Week whatever of the latest Sydney COVID-19 lockdown. I’m not keeping track any longer. Time has become largely meaningless, even the 11AM GladysTimeTM when the NSW government announces the latest figures, is starting to lose its relevance. Only the odd work meeting and the thrice weekly Zoom karate sessions give the day any structure.
I’m tired of our cooking, hate being asked what is for lunch, another demand in a day spent responding to the needs of others. Work doesn’t stop.
Two weeks of Olympics have been a respite, something to watch on TV. I absorbed almost the entire three days of the Olympic karate and felt like Sajan Ganjzadeh, the Iranian knocked out in the final bout who won gold by his opponent’s disqualification.
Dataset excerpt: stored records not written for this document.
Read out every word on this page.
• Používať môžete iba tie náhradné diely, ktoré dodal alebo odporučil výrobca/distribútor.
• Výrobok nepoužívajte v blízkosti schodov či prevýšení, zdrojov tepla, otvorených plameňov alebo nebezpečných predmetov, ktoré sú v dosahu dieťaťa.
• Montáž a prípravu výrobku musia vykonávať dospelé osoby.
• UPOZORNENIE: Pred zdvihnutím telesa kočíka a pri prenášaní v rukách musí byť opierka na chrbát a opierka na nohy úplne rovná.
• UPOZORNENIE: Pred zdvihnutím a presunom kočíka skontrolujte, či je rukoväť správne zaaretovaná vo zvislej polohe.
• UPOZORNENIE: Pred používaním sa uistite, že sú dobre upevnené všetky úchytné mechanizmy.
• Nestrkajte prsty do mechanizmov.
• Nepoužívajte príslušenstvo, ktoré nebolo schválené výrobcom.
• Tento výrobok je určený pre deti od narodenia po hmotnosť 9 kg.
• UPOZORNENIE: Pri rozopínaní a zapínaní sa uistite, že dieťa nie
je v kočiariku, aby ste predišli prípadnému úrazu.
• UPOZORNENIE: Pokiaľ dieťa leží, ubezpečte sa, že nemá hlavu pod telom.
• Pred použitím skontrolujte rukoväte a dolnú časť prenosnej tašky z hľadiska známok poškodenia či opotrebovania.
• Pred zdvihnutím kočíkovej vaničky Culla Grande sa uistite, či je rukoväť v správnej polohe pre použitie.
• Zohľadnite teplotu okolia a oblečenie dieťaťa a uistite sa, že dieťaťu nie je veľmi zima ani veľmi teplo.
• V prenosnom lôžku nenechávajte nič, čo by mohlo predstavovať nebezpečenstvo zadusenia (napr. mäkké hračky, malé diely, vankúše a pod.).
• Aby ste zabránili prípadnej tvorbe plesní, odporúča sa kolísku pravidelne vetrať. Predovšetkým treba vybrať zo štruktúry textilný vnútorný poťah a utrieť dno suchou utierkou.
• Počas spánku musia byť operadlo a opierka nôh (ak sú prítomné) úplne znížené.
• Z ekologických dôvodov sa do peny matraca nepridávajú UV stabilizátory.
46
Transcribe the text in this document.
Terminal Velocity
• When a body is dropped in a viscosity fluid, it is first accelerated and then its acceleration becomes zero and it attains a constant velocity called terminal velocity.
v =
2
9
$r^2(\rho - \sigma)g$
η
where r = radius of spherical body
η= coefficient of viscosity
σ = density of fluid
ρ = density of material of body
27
But those moments in the closing ceremony when traditional Japan and the next Olympic city, Paris, were featured broke me more. The video of places I love brought home just what we are missing out on.
I don’t miss people. I just want to go for a long drive and gaze out on distant horizons, to browse in a shop or eat a nice meal cooked by somebody outside the house. I want to dream about travel and have some time away from everyone else in the house.
There are a million things to do, but when you’ve spent the whole day staring at a computer for work there is little desire to do them.
I do enjoy having my son at home and helping him with school, so long as it is not reviewing writing because what is so easy for me is so hard for him and that is frustrating. The maths is fun.
We had a video version of parent-teacher night. Most of his teachers seem nice and complimented him. He has adapted so well to lockdown, but he does miss his friends and freedom.
The adults of the household are now fully vaccinated, our kid cannot get one yet. I go out once a week to shop for groceries, armed with a list, rushing as asked. On the weekend we go out to the coast for a walk, avoiding others, take-away fast food to eat at home for lunch. We are doing what we can, what we should. The rest is up to others. It’ll take time.